The publishing industry can be difficult to navigate. This project is an attempt to find the most prominent literary agents using some simple scraping and relationship mapping.
The methodology is fairly simple and uses some shell commands to extract data.
A Google search for "best fiction 2017" yields a decent number of URLs to bestseller lists. The content from these pages can be downloaded for parsing:
mkdir best-fiction-2017.data
cat best-fiction-2017.urls.txt | xargs -P8 -I {} sh -c 'curl {} > best-fiction-2017.data/$(echo {} | md5sum | cut -d\ -f1) || true'
The downloaded content can then be parsed by looking for "by Some Author" strings. This yields a number of spurious entries, but because we're mapping it to agent listings later on, it won't matter.
cat best-fiction-2017.data/* | grep -o 'by [A-Z][A-Za-z]\+ [A-Z][A-Za-z]\+' | cut -d\ -f2- | sort -u > best-authors-2017.txt
The site, pw.org, has a good list of literary agents specializing in literary fiction. I had to resort to writing Python code to clean and restructure the content. This list can be acquired with the following commands:
curl 'https://www.pw.org/literary_agents?filter0=9677&field_electronic_submissions_value=All&items_per_page=All' > literary-agents-pw-org.html
xmllint --html --xpath "//li[contains(@class, 'views-row')]" literary-agents-pw-org.html | xmllint --html --xpath '//text()' - | cut -d\: -f2 | sed 's/^[\ ]\+//g' > literary-agents-pw-org.txt
python literary_agent_parsing.py --input-file literary-agents-pw-org.txt | sort -u > literary-agents.txt
The final artifact is the literary-agents.txt
file, which is a CSV file containing author,agent,agency
. Again there are some spurious entries given HTML special characters, etc.
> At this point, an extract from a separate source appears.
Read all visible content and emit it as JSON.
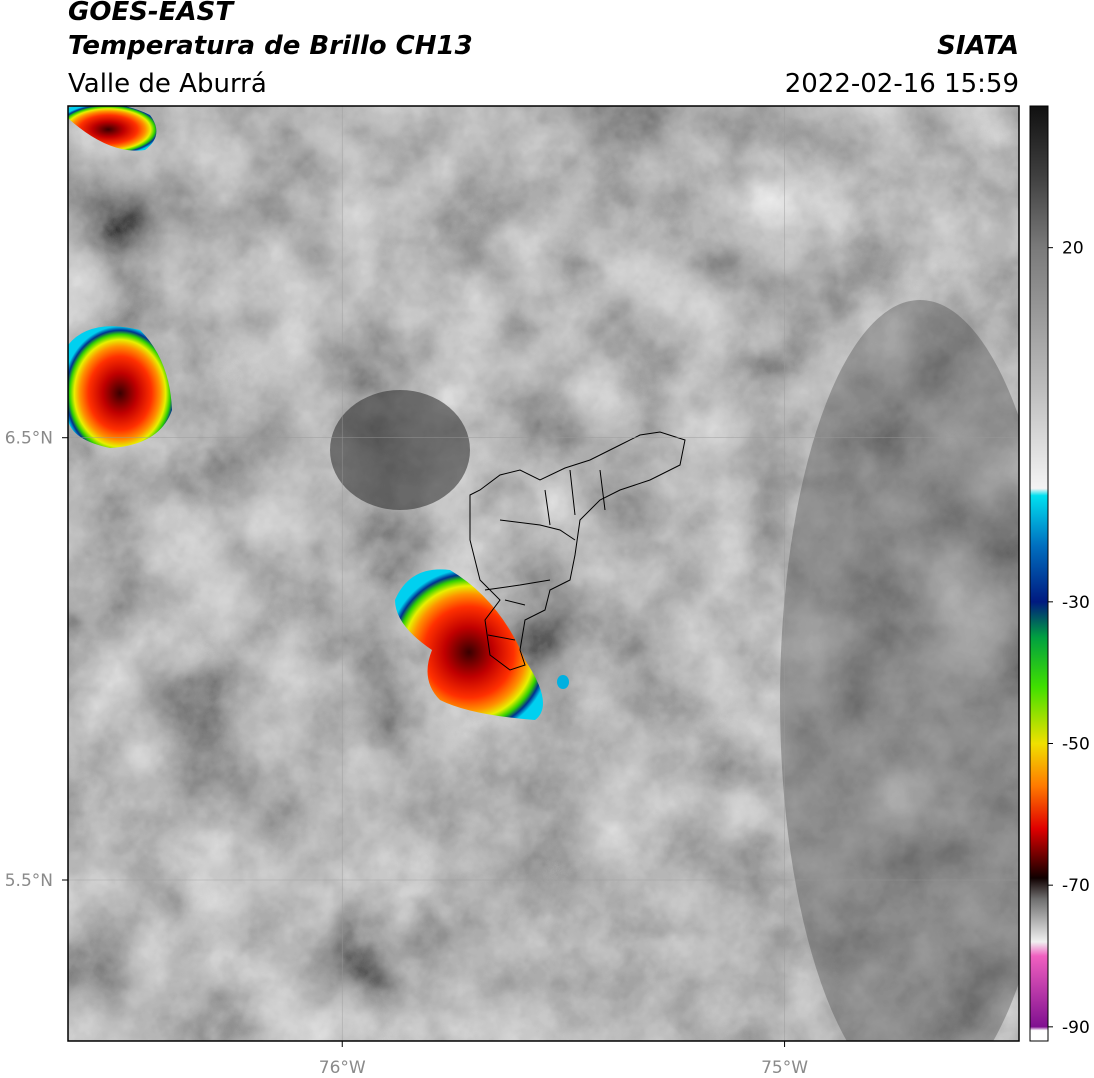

You'll need to remove any entries starting with a ,
, i.e. agents with no represented authors.
Now that we have the best-authors-2017.txt
and literary-agents.txt
file, we can perform a simple join
command to get the list of agents and agencies associated with the bestsellers of 2017:
join -t ',' best-authors-2017.txt literary-agents.txt
This yields the small list below:
Author | Agent | Agency |
---|---|---|
Annie Proulx | Liz Darhansoff | Darhansoff Verrill Feldman Literary Agents |
Celeste Ng | Julie Barer | The Book Group |
Claire Messud | Georges Borchardt | Georges Borchardt |
Colson Whitehead | Nicole Aragi | Aragi Inc. |
Dan Chaon | Renée Zuckerbrot | Massie & McQuilkin |
Dexter Palmer | Susan Golomb | Writers House |
Diksha Basu | Adam Eaglin | Cheney Associates LLC |
Elizabeth Strout | Molly Friedrich | The Friedrich Agency LLC |
Emma Cline | Bill Clegg | The Clegg Agency |
Erik Larson | Gary Morris | David Black Agency |
Gabrielle Zevin | Douglas Stewart | Sterling Lord Literistic Inc. |
Jhumpa Lahiri | Eric Simonoff | William Morris Endeavor |
Joshua Ferris | Julie Barer | The Book Group |
Julie Buntin | Sarah Bowlin | Aevitas Creative Management |
Lauren Groff | Bill Clegg | The Clegg Agency |
Lidia Yuknavitch | Rayhané Sanders | Massie & McQuilkin |
Maria Semple | Anna Stein | ICM Partners |
Michael Chabon | Dan Kirschen | ICM Partners |
Michael Chabon | Mary Evans | Mary Evans Agency |
Neal Stephenson | Liz Darhansoff | Darhansoff Verrill Feldman Literary Agents |
Ottessa Moshfegh | Bill Clegg | The Clegg Agency |
Paul Auster | Carol Mann | Carol Mann Agency |
Paul Yoon | Mitchell Waters | Curtis Brown Ltd. |
Rachel Khong | Sarah Bowlin | Aevitas Creative Management |
Samantha Hunt | PJ Mark | Janklow & Nesbit Associates |
Sarah Perry | Susan Golomb | Writers House |
Sophie Kinsella | Kimberly Witherspoon | Inkwell Management |
Stephen King | Liz Darhansoff | Darhansoff Verrill Feldman Literary Agents |
Thomas Mullen | Susan Golomb | Writers House |
Weike Wang | Joy Harris | The Joy Harris Literary Agency Inc. |